The eighteen holes at Champion Hills have been described by architect Tom Fazio as a layout that “looks hard but plays easy” and he somehow routed the fairways in such a way that fourteen of the holes play downhill.
Opened for play in 1991, this heavily forested mountain course features a number of engaging holes including the left doglegged 7th, the short par five 13th and the uphill home hole which plays to a tricky two-tier green.
Most memorable hole, though, is probably the par three 9th where the green lies more than 100 foot (or, as the architect says, the height of a 12-storey building) below the level of the tee - it’s easy to see why many consider this one of the most spectacular holes in the Tar Heel State.
Perched on a relatively undeveloped Appalachian property, Champion Hills Club is considered to be one of Tom Fazio’s finest mountain designs in North Carolina. Fazio’s ability to visualize and construct holes over such severe land is remarkable, and as a result the entirety of the player’s experience is memorable.
A recent interview with the architect sheds light on the numerous ways in which Champion Hills is altogether unique. For starters, Fazio’s firm is actually based in Hendersonville. While most of his team is typically spread across global project sites, many of his associates weighed in on the construction of the course. To his credit, Tom specifically designed Champion Hills with the amateur player in mind. Many corridors are friendly to slightly errant tee shots, and flanking banks will ricochet mishits back into the fairway.
Champion Hills is not an overly long course, and its length on the card is shortened by the fact that 14 holes play downhill.
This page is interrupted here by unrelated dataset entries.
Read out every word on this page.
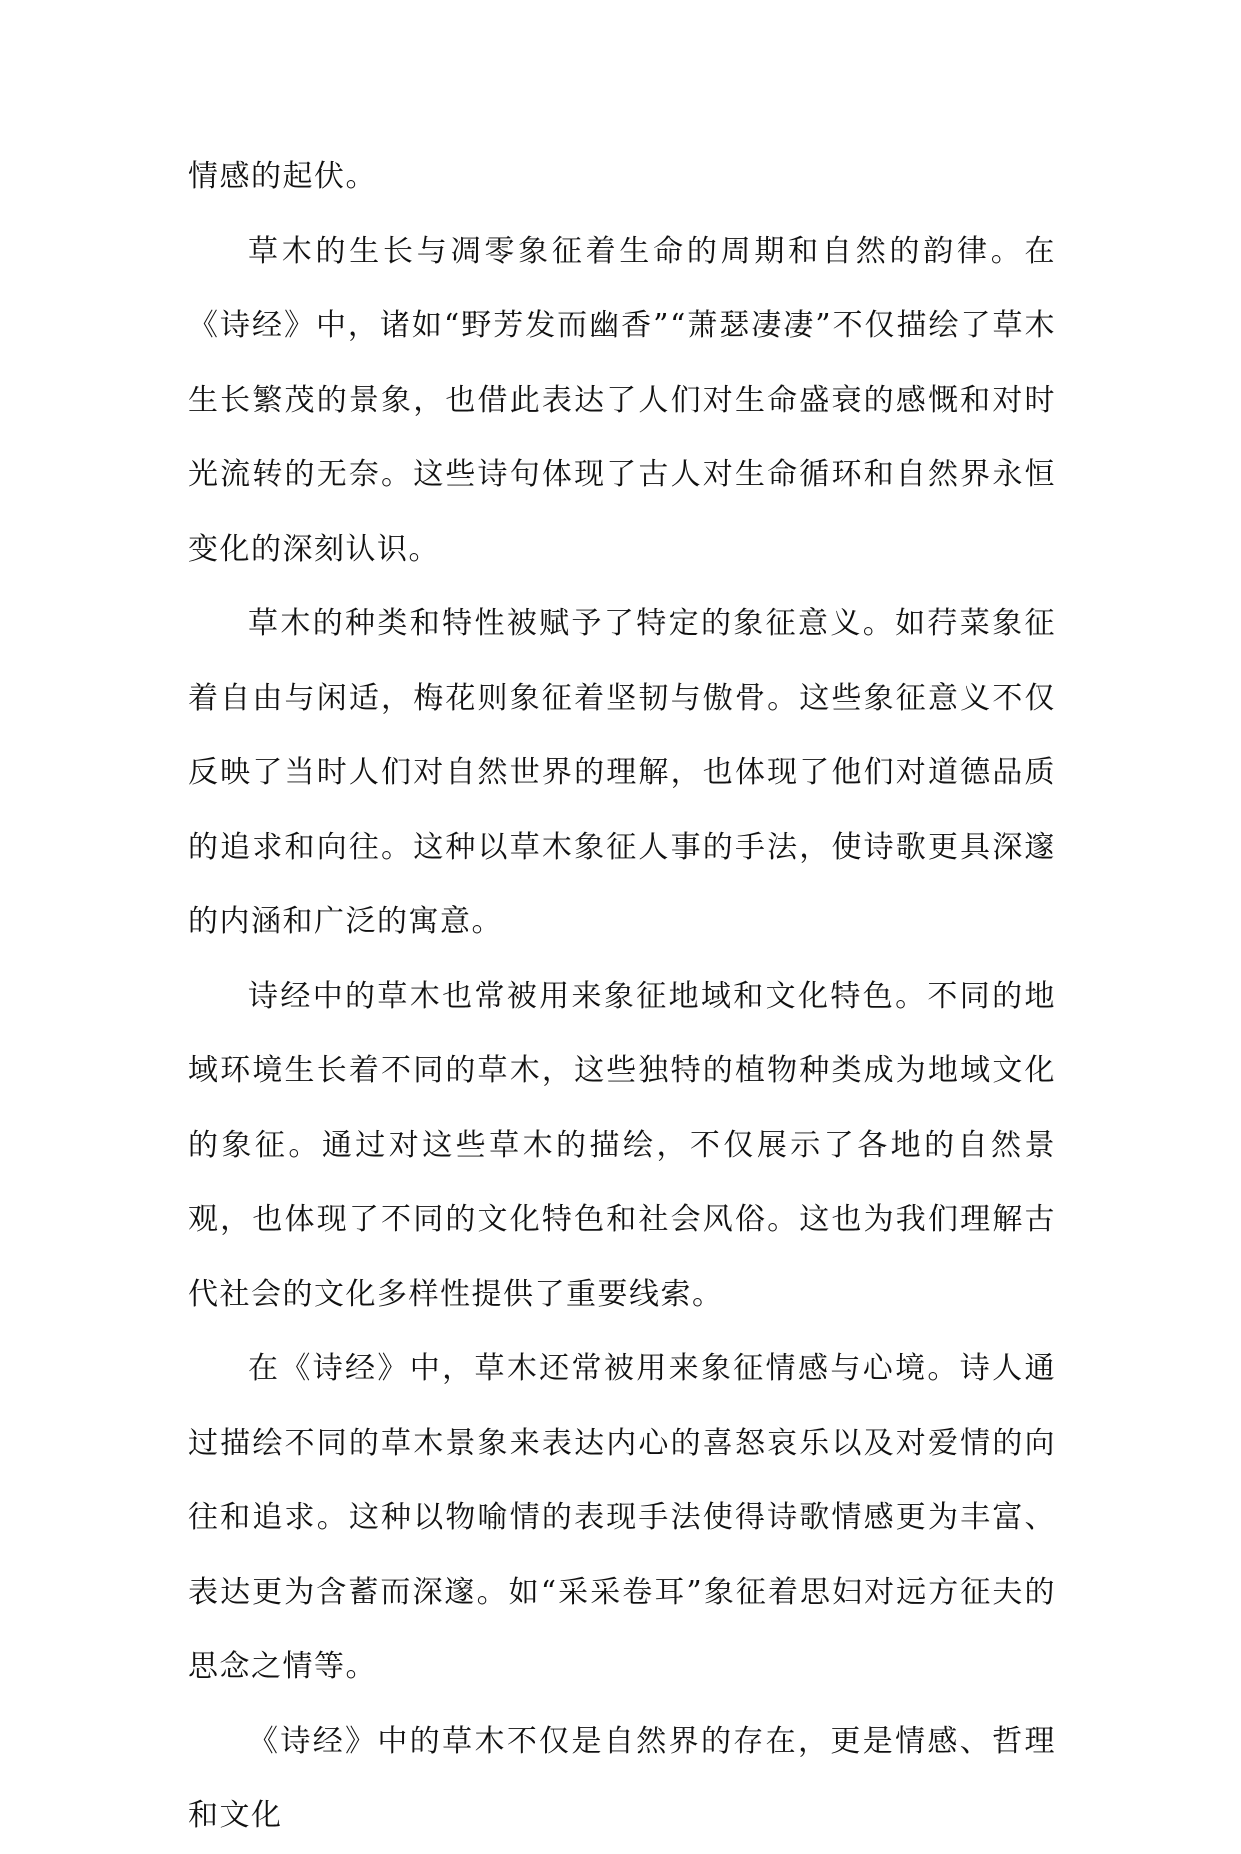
情感的起伏。

草木的生长与凋零象征着生命的周期和自然的韵律。在《诗经》中，诸如“野芳发而幽香”“萧瑟凄凄”不仅描绘了草木生长繁茂的景象，也借此表达了人们对生命盛衰的感慨和对时光流转的无奈。这些诗句体现了古人对生命循环和自然界永恒变化的深刻认识。

草木的种类和特性被赋予了特定的象征意义。如荇菜象征着自由与闲适，梅花则象征着坚韧与傲骨。这些象征意义不仅反映了当时人们对自然世界的理解，也体现了他们对道德品质的追求和向往。这种以草木象征人事的手法，使诗歌更具深邃的内涵和广泛的寓意。

诗经中的草木也常被用来象征地域和文化特色。不同的地域环境生长着不同的草木，这些独特的植物种类成为地域文化的象征。通过对这些草木的描绘，不仅展示了各地的自然景观，也体现了不同的文化特色和社会风俗。这也为我们理解古代社会的文化多样性提供了重要线索。

在《诗经》中，草木还常被用来象征情感与心境。诗人通过描绘不同的草木景象来表达内心的喜怒哀乐以及对爱情的向往和追求。这种以物喻情的表现手法使得诗歌情感更为丰富、表达更为含蓄而深邃。如“采采卷耳”象征着思妇对远方征夫的思念之情等。

《诗经》中的草木不仅是自然界的存在，更是情感、哲理和文化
Even so, the routing has plenty of teeth. Fairways are narrow, and a big hitter spraying the ball even slightly is in for a tough round. Bunkers are often located right where an aggressive player would like to place their drive, and the green complexes are relatively small. Champion Hills is a shot-shaper’s track that requires well-struck aerial approaches on almost every hole. The par threes in particular present desirable variety.
While most of the ideal landing zones are fairly flat, certain fairways, such as those at the 10th and 12th, employ speed slots that can reward a well-placed drive with a distance boost, but may also funnel shots toward the rough. The majority of greens are terraced. The putting surface at the 10th was especially memorable, as the first tier is raised above the back. To stick a shot at a front pin placement requires creativity and touch, potentially even landing a ball in the run-up area short of the green.
The breathtaking vistas at Champion Hills are unparalleled, and the severe drops on tee shots like the 5th, 9th, and 13th are exhilarating. Adding to the quality of the experience were the hospitable staff and well-maintained turf. Should you find yourself with an invitation to play Champion Hills, it is well worth the trip. The course would also pair well with nearby Hendersonville Country Club for a contrasting classic/modern day.